Recently I have been upset for my work, my family and my son.
My work is not meet the reqirement of my salary. So I decide to change it as soon as possible, but reaaly have no many suitable posts for me now, especially meet my experence. So I feel powerless in my owrk.
My family was so, there are lot of housework need to do everday. Cooking, clean room and take care of my son (my husband's mother and father help to take care my son at home when we are working in day, but they are old more then 60 years old, so also there are manything need to do by myself.) etc after over my work to back to home. So I always feek tired.
Especially my son, he almost 5 months up to now. But he often cry whatever day and night. At night he often wake up and cry, maybe 4-5 times to eat, in addition he would play or cry more then 2h sometimes. Sure my husband help me sometimes. So I had no a good sleep since he was born.

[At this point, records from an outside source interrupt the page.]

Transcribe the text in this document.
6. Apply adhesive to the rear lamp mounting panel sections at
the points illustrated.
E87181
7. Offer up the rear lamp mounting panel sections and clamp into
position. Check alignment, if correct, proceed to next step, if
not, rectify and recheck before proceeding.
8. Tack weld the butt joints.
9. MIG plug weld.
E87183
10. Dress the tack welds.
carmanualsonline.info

Although thinking back, I still should feel thankfully. At first my company is neer my home and I can give consideration to my home anytime. The second my husband's mother also help me to take my son when we're working. The third I was so happy when play with my son and saw he grow up healthy. He was so cute and lovely without crying.
I feel helpness sometimes, however I also try my best to insist doing everything well. Here I share my feeling only by this way. Whatever I known that I should and must to adjust my own to enjoy everyday.